A similar system has been tested successfully at high altitude by army personnel at the Siachen Glacier in Kashmir.

And India's Defense Research and Development Organisation (DRDO) plans to help roll out the bio-toilet program across the country.

"We developed a technology which includes a consortium of psychrophilic bacteria, which was brought from Antarctica, cultured in the laboratory, and which can degrade fecal matter into water, carbon dioxide and methane," says Dr William Selvamurthy, a former scientist at the DRDO. "This is a very, very innovative technology."

Selvamurthy says the bio-toilet has no geographical or climate limitations, and can be installed without the need for large sewerage networks.
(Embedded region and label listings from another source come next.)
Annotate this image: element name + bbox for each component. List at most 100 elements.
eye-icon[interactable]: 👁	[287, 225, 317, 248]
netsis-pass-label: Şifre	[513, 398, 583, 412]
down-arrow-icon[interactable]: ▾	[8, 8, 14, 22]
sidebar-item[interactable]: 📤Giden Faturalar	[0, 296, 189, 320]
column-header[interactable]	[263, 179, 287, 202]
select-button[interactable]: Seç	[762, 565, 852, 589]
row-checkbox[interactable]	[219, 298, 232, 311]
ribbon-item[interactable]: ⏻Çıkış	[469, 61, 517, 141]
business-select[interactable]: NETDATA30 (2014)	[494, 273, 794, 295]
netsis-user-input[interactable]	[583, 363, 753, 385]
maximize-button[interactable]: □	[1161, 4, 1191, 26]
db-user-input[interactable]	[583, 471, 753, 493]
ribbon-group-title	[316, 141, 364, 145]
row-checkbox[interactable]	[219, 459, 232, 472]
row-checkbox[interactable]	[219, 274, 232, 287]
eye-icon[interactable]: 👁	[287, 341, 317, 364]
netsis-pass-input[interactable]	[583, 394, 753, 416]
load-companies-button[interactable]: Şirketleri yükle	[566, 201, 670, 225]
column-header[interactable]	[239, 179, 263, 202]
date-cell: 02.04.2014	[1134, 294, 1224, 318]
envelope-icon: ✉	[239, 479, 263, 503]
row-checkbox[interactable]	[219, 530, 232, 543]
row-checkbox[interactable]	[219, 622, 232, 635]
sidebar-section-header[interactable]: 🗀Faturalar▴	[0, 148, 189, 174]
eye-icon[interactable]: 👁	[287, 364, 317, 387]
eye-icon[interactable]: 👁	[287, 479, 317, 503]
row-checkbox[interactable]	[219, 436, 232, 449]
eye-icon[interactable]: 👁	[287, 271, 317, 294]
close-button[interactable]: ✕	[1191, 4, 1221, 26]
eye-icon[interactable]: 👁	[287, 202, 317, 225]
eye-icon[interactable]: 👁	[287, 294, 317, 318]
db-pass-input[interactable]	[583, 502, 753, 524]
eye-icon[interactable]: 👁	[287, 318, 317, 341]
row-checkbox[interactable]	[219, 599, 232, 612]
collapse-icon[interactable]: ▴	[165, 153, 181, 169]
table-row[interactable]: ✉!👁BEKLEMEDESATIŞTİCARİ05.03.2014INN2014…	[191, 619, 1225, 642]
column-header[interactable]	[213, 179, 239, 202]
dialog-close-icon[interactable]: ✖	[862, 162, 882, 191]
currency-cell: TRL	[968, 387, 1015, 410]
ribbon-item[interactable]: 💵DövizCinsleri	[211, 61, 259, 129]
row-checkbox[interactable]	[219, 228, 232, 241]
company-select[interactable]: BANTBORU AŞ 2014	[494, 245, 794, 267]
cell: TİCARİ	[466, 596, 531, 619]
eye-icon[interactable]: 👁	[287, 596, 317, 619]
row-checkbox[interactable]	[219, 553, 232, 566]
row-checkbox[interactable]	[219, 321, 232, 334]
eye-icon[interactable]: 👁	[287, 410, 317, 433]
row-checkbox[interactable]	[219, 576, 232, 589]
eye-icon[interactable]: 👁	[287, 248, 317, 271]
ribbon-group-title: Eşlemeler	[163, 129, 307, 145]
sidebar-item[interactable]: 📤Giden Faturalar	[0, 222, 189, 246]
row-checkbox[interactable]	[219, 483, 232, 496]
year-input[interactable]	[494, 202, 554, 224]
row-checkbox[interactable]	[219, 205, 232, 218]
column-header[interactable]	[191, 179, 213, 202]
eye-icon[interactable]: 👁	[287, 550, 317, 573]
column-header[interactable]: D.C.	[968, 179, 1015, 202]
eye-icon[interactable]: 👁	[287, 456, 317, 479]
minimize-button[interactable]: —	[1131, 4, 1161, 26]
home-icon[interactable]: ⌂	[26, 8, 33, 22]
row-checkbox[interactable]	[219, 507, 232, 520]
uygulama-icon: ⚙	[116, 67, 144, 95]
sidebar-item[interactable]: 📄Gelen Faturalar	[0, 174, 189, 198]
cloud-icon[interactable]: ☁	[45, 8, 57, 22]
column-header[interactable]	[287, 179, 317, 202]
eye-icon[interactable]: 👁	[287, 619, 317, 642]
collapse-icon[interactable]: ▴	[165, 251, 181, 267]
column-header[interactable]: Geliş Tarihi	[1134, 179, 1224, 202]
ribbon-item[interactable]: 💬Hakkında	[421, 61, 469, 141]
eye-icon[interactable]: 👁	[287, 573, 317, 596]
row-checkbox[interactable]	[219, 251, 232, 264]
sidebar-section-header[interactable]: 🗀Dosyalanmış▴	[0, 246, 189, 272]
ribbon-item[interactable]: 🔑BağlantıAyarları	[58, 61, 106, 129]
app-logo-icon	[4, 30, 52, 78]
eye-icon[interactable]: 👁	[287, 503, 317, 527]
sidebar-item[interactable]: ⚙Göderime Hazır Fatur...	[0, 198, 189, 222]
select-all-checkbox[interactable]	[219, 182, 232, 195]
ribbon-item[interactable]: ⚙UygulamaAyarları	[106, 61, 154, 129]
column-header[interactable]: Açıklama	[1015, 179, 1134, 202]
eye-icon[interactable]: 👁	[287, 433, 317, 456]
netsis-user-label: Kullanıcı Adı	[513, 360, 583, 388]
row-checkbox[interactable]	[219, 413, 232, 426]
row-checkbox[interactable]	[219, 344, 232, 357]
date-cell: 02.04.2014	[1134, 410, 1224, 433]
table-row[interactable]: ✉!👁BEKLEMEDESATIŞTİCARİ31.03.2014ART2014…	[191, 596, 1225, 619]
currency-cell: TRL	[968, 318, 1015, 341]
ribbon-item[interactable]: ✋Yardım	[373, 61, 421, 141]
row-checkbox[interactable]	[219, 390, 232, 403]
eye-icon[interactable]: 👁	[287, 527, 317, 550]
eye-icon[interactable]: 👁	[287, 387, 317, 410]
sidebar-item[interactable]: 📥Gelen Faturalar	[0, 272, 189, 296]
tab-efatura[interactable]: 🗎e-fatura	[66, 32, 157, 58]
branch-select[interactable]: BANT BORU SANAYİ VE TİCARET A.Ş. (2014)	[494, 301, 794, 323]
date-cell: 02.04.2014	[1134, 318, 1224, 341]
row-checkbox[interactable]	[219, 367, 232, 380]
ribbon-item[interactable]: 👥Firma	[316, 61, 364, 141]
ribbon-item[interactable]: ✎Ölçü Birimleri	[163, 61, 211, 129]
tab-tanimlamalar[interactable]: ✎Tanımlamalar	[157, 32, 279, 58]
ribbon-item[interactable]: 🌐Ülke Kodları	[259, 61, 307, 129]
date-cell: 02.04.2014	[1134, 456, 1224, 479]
If mass-produced, a single unit will cost between 400 to 700 euros

Some have undergone design modifications. For example, to avoid the toilets getting clogged at railway stations, where people might use them to dispose of non-biodegradable plastics, like bottles, a special lid has been constructed.

"The Indian railways have adopted this technology and the existing coaches are being retro-fitted. It will also go to other civilian sectors in a very horizontal spread to a very large cross-section of our society," Selvamurthy says.

Total Sanitation Mission 2020

Architect Raj Rewal hopes the toilets will be set up across the country soon.

"It can go to any city, any small town, and hopefully to small villages if we work hard on the design and economics of the toilets," says Rewal.

The Indian government is keen to fast-track the scheme. Open defecation has serious health implications and is a big economic burden on the country.

Only one state in India, Sikkim, is free of open defecation. Under its Total Sanitation Mission, the government aims to eliminate the problem of open defecation by 2022.